I have no idea, but you've already come up with the examples. So you could run your code samples in a loop and profile it yourself.

var sw = new Stopwatch();
sw.Start();
ExecuteMyCode();
sw.Stop();
Console.WriteLine("Time: " + sw.Elapsed);

You might be able to speed up your processing by using a multi-threading construct like Parallel.ForEach. This would work well if the code in your loop avoids dependencies between loop iterations.

Answer 4

Can you goy unsafe? Pointer. THe problem with array is that you STILL have the boundary checks on every access. Pointers remove that. Note tha this is fully C# supported - but you need to put it into an unsafe block. It also means you must be ABLE to run unsafe code, which is not always a given.

http://msdn.microsoft.com/en-us/library/28k1s2k6.aspx

has a code sample.

Answer 5

If it is possible, try to reallocate your array so that first dimension is less than the second one. It would speed up things drastically. Another solution is to reallocate the data in a single-dimension array as was proposed above.

Answer 6

Always make sure that your innermost loop accesses contiguous memory.

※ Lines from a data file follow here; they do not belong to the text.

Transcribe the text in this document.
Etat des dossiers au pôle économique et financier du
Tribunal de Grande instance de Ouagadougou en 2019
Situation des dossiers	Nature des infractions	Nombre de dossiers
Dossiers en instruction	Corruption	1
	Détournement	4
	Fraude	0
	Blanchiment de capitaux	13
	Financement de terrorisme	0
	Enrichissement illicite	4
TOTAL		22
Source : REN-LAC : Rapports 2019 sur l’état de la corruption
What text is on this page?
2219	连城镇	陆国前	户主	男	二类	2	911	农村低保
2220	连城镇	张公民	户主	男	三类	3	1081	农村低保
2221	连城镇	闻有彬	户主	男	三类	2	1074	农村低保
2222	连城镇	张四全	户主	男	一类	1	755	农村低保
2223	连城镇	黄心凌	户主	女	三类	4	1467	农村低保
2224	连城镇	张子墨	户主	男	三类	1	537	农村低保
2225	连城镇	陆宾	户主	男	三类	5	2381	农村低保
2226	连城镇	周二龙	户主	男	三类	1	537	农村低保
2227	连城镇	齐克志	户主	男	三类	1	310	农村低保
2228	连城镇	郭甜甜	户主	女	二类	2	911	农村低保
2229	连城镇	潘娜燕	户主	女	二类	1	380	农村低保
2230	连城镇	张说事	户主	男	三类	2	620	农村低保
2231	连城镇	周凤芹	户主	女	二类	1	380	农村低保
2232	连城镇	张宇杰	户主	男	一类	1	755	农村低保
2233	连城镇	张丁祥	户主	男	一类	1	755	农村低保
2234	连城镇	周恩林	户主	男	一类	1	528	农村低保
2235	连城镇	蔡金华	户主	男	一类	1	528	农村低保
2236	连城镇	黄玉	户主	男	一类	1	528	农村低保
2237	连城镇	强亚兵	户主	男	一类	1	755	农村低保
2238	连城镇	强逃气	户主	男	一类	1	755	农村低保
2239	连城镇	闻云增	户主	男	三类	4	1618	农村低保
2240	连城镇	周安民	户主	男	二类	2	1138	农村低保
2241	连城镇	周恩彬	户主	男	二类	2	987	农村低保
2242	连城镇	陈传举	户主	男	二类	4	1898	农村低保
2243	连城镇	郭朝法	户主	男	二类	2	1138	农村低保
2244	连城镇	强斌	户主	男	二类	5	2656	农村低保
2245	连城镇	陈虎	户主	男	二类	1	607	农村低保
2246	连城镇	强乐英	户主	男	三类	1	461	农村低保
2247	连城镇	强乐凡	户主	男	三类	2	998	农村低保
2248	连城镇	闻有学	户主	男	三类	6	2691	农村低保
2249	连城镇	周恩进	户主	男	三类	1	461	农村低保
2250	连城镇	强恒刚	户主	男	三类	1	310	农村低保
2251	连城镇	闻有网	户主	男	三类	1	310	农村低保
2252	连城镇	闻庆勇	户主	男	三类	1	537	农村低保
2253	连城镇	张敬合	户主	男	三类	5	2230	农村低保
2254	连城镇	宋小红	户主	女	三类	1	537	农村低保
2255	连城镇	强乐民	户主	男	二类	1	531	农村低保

This is usually the row of your image. Note, that in rectangular arrays, you should make this the last index: array[y,x].

this paper suggests that the built-in C# rectangular arrays (with the multiple indexes) are quite slow. I read this before, but this is the only reference I got. I would start with a linear array, and calculate an offset once for each row. Unmanaged will only help you in really trivial cases.

If a single frame takes 25 seconds, then it is either huuuuge, or you do very complex processing. In that case it is only interesting to spend effort on optimizing memory access if you access many input pixels for each output pixel.